Mallet apontou como alternativa a criação de um Comitê que possa investigar a fundo as causas dessas violências, para que o Estado possa obter informações precisas que resultem na elaboração de políticas públicas, que possam proteger os idosos, principalmente as mulheres.

A postura do Estado brasileiro na atenção às pessoas com deficiência foi criticada por Laura Martins, autora do blog Cadeira Voadora. “O Brasil é um dos países com a melhor legislação no acolhimento dos deficientes, mas infelizmente sofremos com a falta de fiscalização”, frisou.
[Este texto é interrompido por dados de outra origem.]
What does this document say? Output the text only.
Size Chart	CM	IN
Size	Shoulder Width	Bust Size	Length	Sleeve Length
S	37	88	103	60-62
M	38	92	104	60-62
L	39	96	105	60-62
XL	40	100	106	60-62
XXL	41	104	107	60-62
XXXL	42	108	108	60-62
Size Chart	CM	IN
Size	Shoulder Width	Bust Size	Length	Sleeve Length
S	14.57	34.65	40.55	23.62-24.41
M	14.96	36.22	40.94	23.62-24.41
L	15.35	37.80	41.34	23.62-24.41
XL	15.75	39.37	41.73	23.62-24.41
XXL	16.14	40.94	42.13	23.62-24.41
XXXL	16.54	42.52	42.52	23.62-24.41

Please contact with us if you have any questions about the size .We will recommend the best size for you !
Martins reconheceu a importância do debate, que ela classificou como “espaço de voz”. Segundo ela a sociedade não presta atenção nas condições de vida das outras pessoas e isso acaba resultando em violência de exclusão. “Como uma mulher cadeirante como eu pode fazer uma mamografia sem que exista um aparelho adequado?”, questionou. “Os gestores precisam ficar atentos para que um dia a gente possa viver num contexto diferente”.
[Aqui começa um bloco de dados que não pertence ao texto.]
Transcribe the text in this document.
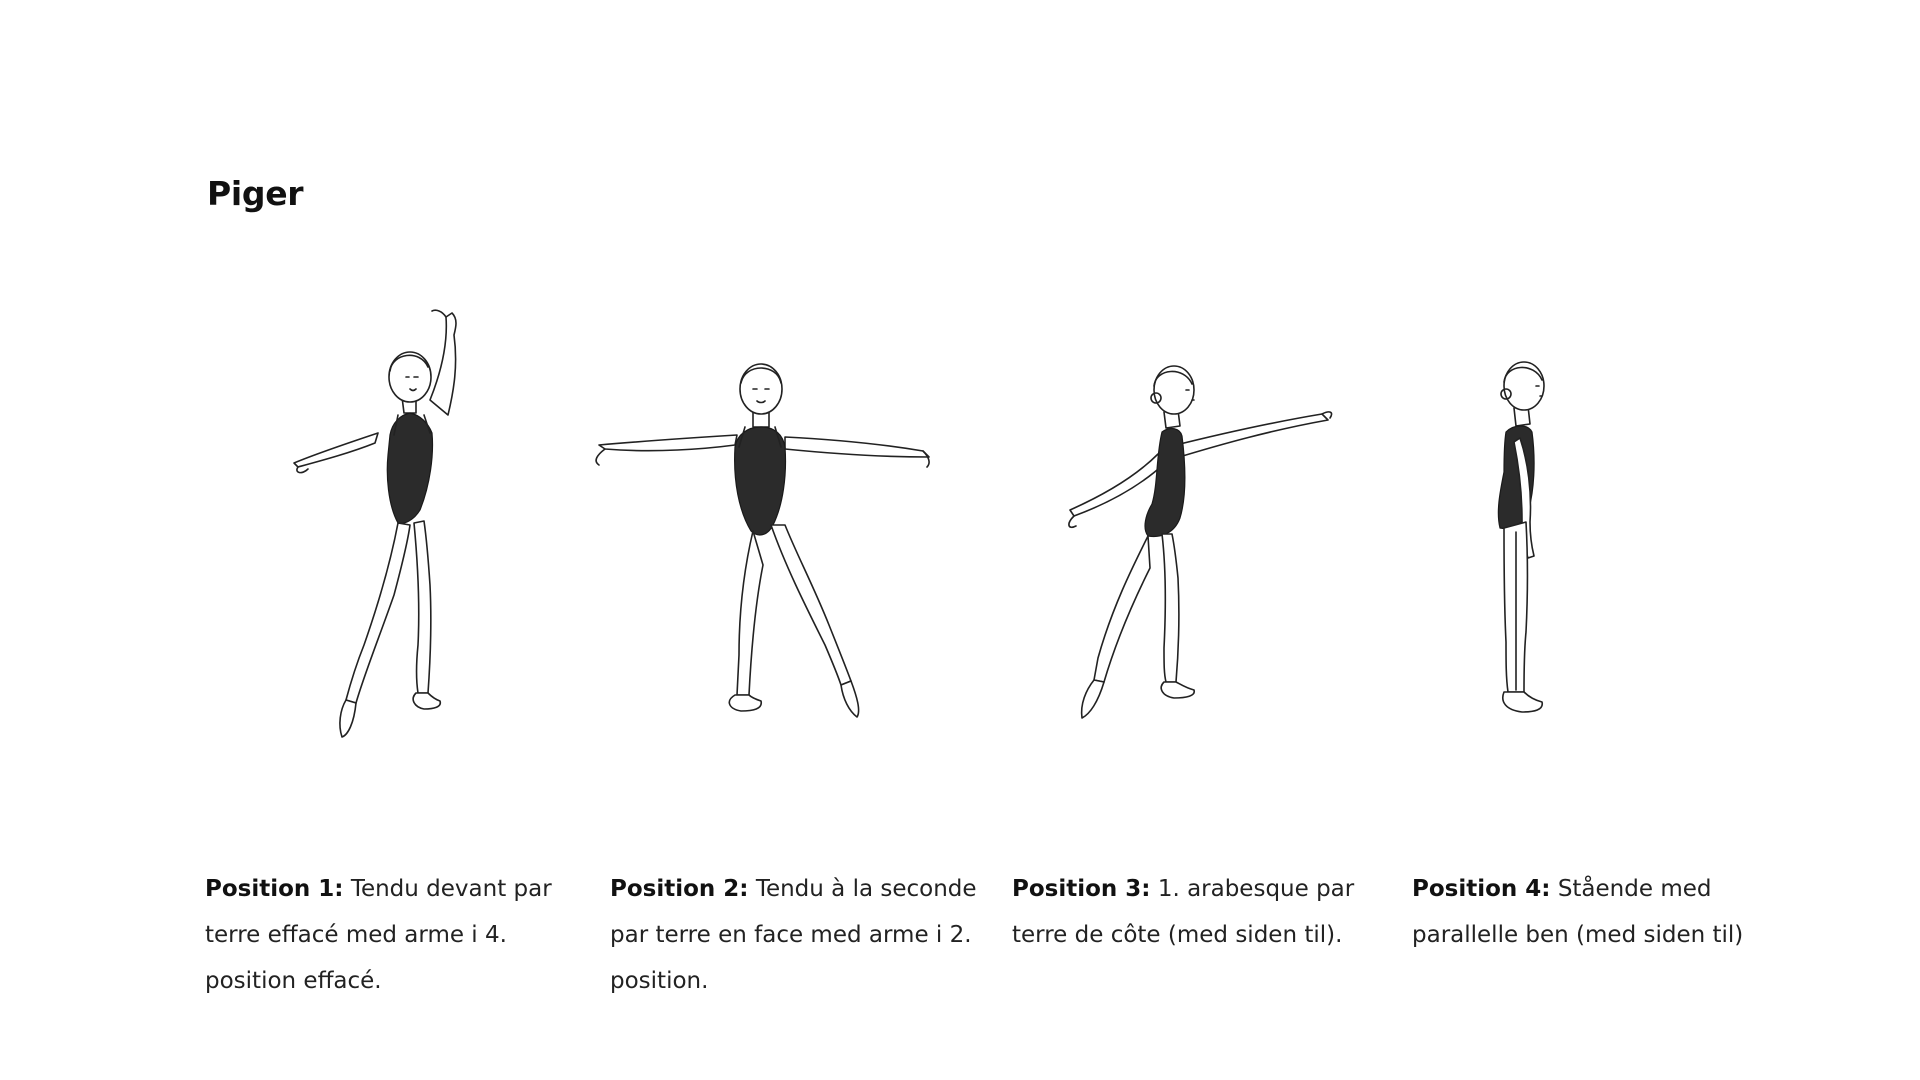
Piger
Position 1: Tendu devant par terre effacé med arme i 4. position effacé.
Position 2: Tendu à la seconde par terre en face med arme i 2. position.
Position 3: 1. arabesque par terre de côte (med siden til).
Position 4: Stående med parallelle ben (med siden til)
A travesti Anyky Lima, representante mineira da Associação Nacional de Travestis e Transexuais lembrou que o preconceito e a marginalização são os principais atos de violência que se sobressaem quando não são agredidas. “Dizem que aqui [Assembleia Legislativa] é a casa do povo, mas a comunidade das Travestis e das Transexuais não transita neste lugar. Só a visibilidade afirmativa e positiva é que vai fazer com que essa comunidade acabe com o estigma de marginais, de estar na rua”, disse. Ela ressaltou ainda que a prostituição acaba sendo uma saída para àquelas que não têm um apoio familiar. “As que são acolhidas pela família conseguem estudar e trabalhar, mesmo assim, há uma enorme dificuldade enfrentada pelas travestis. Enquanto não houver, em cada bairro, uma travesti trabalhando na farmácia, no açougue ou na padaria é porque elas continuam sendo excluídas. E travestis e transexuais podem trabalhar em qualquer tipo de emprego”, reforçou.
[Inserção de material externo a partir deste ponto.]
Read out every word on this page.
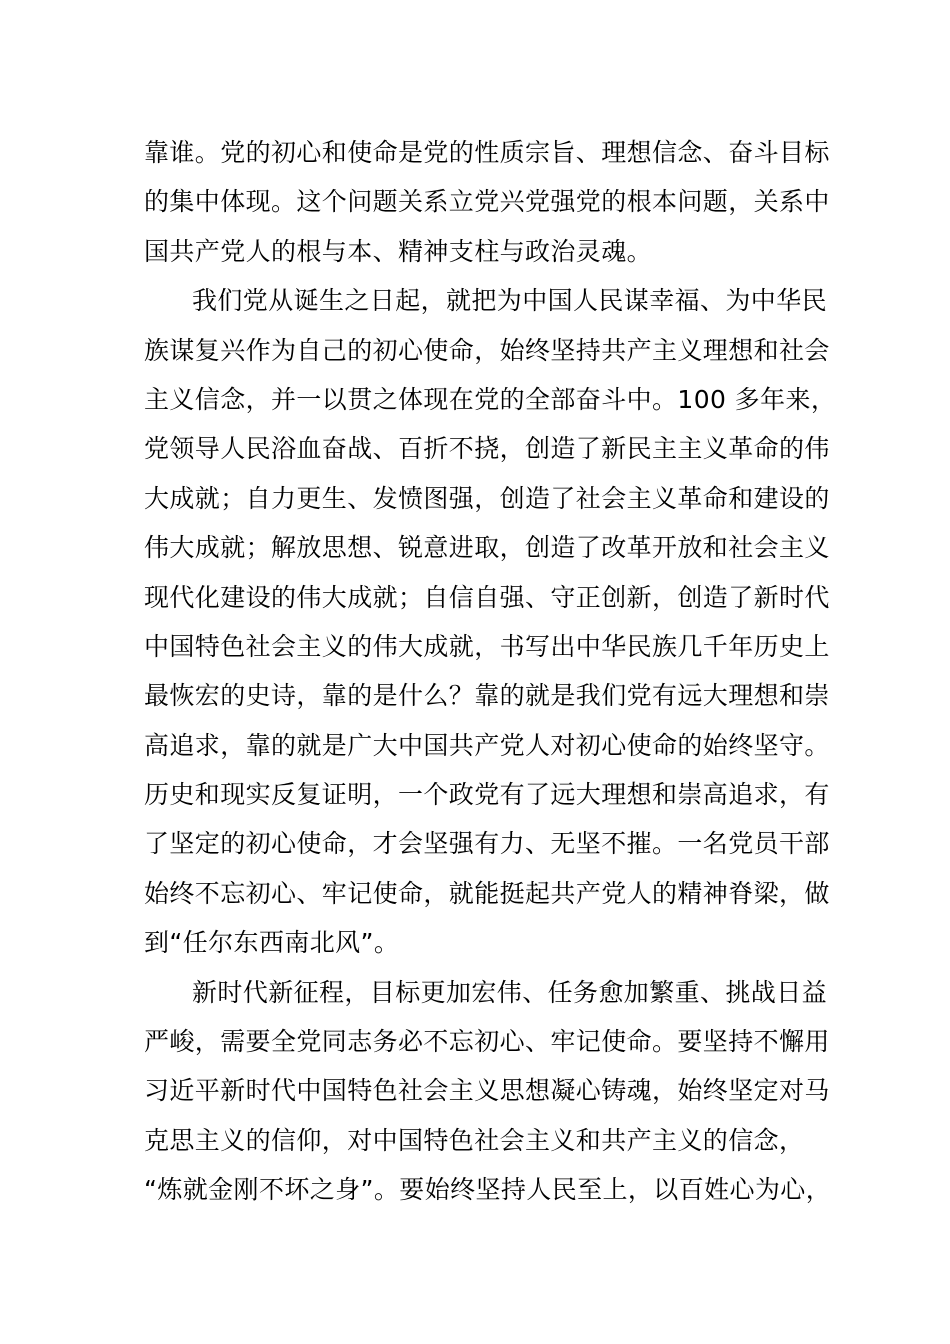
靠谁。党的初心和使命是党的性质宗旨、理想信念、奋斗目标
的集中体现。这个问题关系立党兴党强党的根本问题，关系中
国共产党人的根与本、精神支柱与政治灵魂。
我们党从诞生之日起，就把为中国人民谋幸福、为中华民
族谋复兴作为自己的初心使命，始终坚持共产主义理想和社会
主义信念，并一以贯之体现在党的全部奋斗中。100 多年来，
党领导人民浴血奋战、百折不挠，创造了新民主主义革命的伟
大成就；自力更生、发愤图强，创造了社会主义革命和建设的
伟大成就；解放思想、锐意进取，创造了改革开放和社会主义
现代化建设的伟大成就；自信自强、守正创新，创造了新时代
中国特色社会主义的伟大成就，书写出中华民族几千年历史上
最恢宏的史诗，靠的是什么？靠的就是我们党有远大理想和崇
高追求，靠的就是广大中国共产党人对初心使命的始终坚守。
历史和现实反复证明，一个政党有了远大理想和崇高追求，有
了坚定的初心使命，才会坚强有力、无坚不摧。一名党员干部
始终不忘初心、牢记使命，就能挺起共产党人的精神脊梁，做
到“任尔东西南北风”。
新时代新征程，目标更加宏伟、任务愈加繁重、挑战日益
严峻，需要全党同志务必不忘初心、牢记使命。要坚持不懈用
习近平新时代中国特色社会主义思想凝心铸魂，始终坚定对马
克思主义的信仰，对中国特色社会主义和共产主义的信念，
“炼就金刚不坏之身”。要始终坚持人民至上，以百姓心为心，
Para a deputada Marília Campos (PT), o debate revelou realidades distintas de diferentes casos de violência. “Vimos aqui o quanto é complexa a nossa realidade, apresentada pelos diferentes movimentos das mulheres: as quilombolas, as mulheres com deficiências, as idosas, as que vivem em condição de liberdade privada e outras que estiveram aqui representadas. Mas não podemos olhar apenas para o problema, vamos reconhecer os avanços que já tivemos durante as gerações”, disse.

A parlamentar deixou como proposta um novo encontro com os grupos que ajudaram a organizar o ciclo de debates no próximo dia 22 de março. A data devera ser confirmada pela Assembleia Legislativa.